Canterbury Knight: Fixing mistakes and a marker test

At the end of the day yesterday I was feeling fairly depressed because I thought I had ruined my center block and would have to start all over.  But I decided to try today to fix it.  What happened is that I had added the mote stream behind the knight, and had failed to mostly cut out the fabric under the horse.  I forget how sensitive silk is to things, sometimes.  It is thinner and drapier, and so it showed the edges of the stream right through the horse.  I had steamed it down, so I didn’t think it would come up.

But I was wrong.  Today I found my little Clover ball point awl and a tiny bit of heating the applique with my iron enabled me to slip the awl under the edge without damaging the applique and remove it from the background, as well as separate the horse from the stream.  I recut it, reironed it down and it looks great.  The picture below  shows all the wrinkles and things of the background, but trust me, it is in good shape and all those will disappear with careful ironing and as I work it through. So I am ready now to start the edge stitching, threadwork, and details that go on before adding the border, the word block, the birds and then sandwiching it, which aren’t many.  Most of the details are quilted on.  The horse gets most of his tail and his main.  but beyond that, it is mostly edge stitching.  I am so grateful I managed to fix this!  On to the next challenge!

Ready for the edge stitching.

Ready for the edge stitching.

 

Sew I assembled a bunch of markers to see what I can do about marking the border, which has to be carefully marked, quilted, and then painted.  The border is black cotton/silk Radiance and I am not going to wash this quilt.  I will probably spritz and steam it a little for the blocking, but not enough to remove my favorite marker…the Crayola Washables.  I love those markers, because you can see them, iron over them, and they wash out completely.
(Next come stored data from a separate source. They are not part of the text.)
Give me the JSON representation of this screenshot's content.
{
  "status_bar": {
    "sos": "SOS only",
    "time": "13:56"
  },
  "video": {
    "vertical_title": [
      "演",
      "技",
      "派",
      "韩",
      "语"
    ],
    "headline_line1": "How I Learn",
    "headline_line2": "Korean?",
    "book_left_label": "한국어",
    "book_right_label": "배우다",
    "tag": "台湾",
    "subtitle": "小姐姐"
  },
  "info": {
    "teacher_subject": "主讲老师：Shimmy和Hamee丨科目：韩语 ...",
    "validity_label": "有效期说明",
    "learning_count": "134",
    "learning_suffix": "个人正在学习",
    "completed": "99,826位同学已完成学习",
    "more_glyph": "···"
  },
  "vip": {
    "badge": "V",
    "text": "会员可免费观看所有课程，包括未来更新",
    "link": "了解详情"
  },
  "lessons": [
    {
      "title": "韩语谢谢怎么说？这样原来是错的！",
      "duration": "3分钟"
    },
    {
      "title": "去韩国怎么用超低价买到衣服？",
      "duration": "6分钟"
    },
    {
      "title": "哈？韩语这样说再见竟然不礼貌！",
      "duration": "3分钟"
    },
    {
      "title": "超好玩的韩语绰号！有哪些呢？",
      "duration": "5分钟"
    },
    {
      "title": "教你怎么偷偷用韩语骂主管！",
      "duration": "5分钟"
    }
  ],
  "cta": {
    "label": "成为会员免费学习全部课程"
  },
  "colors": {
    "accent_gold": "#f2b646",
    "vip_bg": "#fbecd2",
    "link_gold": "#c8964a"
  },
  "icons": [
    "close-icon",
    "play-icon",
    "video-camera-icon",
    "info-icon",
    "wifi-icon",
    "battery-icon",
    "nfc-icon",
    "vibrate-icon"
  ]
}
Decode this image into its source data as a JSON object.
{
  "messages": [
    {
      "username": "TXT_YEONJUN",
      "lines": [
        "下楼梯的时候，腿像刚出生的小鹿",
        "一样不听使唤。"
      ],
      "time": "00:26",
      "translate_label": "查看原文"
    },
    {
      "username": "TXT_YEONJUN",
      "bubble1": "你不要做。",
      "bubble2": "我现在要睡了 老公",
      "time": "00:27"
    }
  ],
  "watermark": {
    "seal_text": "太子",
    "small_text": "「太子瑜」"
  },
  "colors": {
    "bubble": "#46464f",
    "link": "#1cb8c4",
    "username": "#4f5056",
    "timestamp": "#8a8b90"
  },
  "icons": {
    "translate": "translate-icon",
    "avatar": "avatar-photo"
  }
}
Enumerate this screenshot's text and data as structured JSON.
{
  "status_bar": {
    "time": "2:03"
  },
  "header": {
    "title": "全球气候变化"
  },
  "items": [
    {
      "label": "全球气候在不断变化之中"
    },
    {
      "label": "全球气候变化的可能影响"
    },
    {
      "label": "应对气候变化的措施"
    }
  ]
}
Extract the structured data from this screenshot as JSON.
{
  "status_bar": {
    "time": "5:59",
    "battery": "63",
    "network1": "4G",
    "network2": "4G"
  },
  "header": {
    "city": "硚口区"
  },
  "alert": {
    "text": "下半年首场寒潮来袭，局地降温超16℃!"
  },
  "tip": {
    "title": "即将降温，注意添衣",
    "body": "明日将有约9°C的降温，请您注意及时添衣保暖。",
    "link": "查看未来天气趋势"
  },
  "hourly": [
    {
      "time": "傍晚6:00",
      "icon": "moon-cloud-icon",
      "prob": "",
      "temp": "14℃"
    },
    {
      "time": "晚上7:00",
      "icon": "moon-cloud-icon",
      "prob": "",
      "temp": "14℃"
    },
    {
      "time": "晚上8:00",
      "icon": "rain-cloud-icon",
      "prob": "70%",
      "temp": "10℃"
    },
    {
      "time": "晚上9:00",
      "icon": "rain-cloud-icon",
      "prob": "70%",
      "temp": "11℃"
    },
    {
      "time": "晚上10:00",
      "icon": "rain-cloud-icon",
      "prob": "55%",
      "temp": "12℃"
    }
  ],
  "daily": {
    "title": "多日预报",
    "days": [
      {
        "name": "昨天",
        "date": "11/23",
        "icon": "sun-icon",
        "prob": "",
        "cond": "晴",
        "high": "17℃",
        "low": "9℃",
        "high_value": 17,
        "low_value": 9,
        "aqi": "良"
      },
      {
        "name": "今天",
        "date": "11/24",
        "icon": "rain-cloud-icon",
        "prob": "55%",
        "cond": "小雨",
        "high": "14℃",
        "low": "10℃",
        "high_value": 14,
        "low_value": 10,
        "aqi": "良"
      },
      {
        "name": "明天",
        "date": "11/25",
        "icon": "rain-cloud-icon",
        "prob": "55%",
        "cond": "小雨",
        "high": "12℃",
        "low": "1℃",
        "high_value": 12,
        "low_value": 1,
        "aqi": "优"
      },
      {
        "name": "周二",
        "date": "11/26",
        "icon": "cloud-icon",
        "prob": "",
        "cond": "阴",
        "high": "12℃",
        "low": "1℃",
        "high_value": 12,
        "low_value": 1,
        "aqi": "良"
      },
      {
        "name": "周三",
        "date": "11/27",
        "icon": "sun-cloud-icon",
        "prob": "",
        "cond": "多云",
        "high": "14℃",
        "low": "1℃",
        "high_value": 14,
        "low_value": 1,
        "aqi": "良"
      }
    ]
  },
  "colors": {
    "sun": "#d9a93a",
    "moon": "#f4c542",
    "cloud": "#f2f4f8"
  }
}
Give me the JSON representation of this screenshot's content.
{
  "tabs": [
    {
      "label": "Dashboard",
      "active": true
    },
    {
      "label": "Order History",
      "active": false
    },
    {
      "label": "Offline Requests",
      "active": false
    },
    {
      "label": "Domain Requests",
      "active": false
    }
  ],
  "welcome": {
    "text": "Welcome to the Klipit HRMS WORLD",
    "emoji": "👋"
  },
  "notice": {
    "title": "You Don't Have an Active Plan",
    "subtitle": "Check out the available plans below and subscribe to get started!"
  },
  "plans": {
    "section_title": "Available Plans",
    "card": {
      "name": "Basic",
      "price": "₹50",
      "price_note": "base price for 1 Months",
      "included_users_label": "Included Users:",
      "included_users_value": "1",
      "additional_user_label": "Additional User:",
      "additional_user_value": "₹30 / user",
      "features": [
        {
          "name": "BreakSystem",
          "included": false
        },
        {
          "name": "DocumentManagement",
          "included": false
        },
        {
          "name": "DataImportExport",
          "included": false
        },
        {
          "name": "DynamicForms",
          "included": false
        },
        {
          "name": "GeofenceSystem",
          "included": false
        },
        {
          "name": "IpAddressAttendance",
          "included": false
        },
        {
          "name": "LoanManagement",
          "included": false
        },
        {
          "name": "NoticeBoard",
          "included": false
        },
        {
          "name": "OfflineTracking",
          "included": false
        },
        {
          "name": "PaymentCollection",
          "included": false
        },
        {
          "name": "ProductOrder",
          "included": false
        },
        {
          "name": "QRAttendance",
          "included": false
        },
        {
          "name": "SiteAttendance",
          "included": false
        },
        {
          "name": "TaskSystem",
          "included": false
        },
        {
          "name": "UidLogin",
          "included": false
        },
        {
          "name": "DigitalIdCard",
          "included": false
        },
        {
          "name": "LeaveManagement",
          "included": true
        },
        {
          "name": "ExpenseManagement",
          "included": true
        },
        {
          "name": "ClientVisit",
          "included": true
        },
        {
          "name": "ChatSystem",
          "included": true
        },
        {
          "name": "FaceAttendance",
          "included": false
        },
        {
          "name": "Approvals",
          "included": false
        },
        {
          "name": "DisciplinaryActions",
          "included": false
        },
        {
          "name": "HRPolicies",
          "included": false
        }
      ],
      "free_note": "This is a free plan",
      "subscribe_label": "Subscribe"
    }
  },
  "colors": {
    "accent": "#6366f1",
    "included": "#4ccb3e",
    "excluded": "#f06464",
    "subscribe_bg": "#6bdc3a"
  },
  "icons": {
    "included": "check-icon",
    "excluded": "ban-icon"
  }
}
But you have to wash the quilt to use them.

Anyway, I tested everything from Frixion, Clover White Marking Pen, Fons and Porter mechanical pencil markers, Quilter’s Choice chalk silver and white pencils to White Mark Be Gone.  The Mark Be Gone works on black cotton but not on black Radiance.  You can’t see it.  The Frixion is completely unseeable.  The only ones that you could see are the Quilter’s Choice chalk pencils and the Fons and Porter mechanical markers.  They both rub off fairly quickly.  The Fons and Porter is what I used for Canterbury Silk, and it was very hard to keep on.  I kept having to remark frequently.

The winner, is Quilter’s Choice, both silver and white.  But even they rub off, just not as fast.  The Frixion works great on the other colors*.  And I only need those marks a little for placement of things, so I can do them in such a way that even if the quilt gets frozen in transit and they come back, it won’t be visible.  I do have to mark the light grey castle (yes, it’s grey, not white) for quilting.  I will use the silver chalk pencil for those.

Sew happy everyone!  Don’t get discouraged if you make a mistake.  It can often be fixed, and if not, you CAN remake something, though often there is another solution.

UPDATE:  I also have tested Pismacolor colored pencils, upon the suggestion of Hollis Chatelain.  These are very visible and remove easily with a fabric eraser.  I found they rub off, but not as easily as most markers.

*  If you use Frixion, be sure you place it in such a way that even if it comes back that won’t be a problem.  In my case I am only using it for placements of objects on the central block and it will not show even if it does not go away.  I have been told that quilts that sometimes get in very freezing weather when shipped have been known to arrive with the marks all showing because Frixion returns if frozen.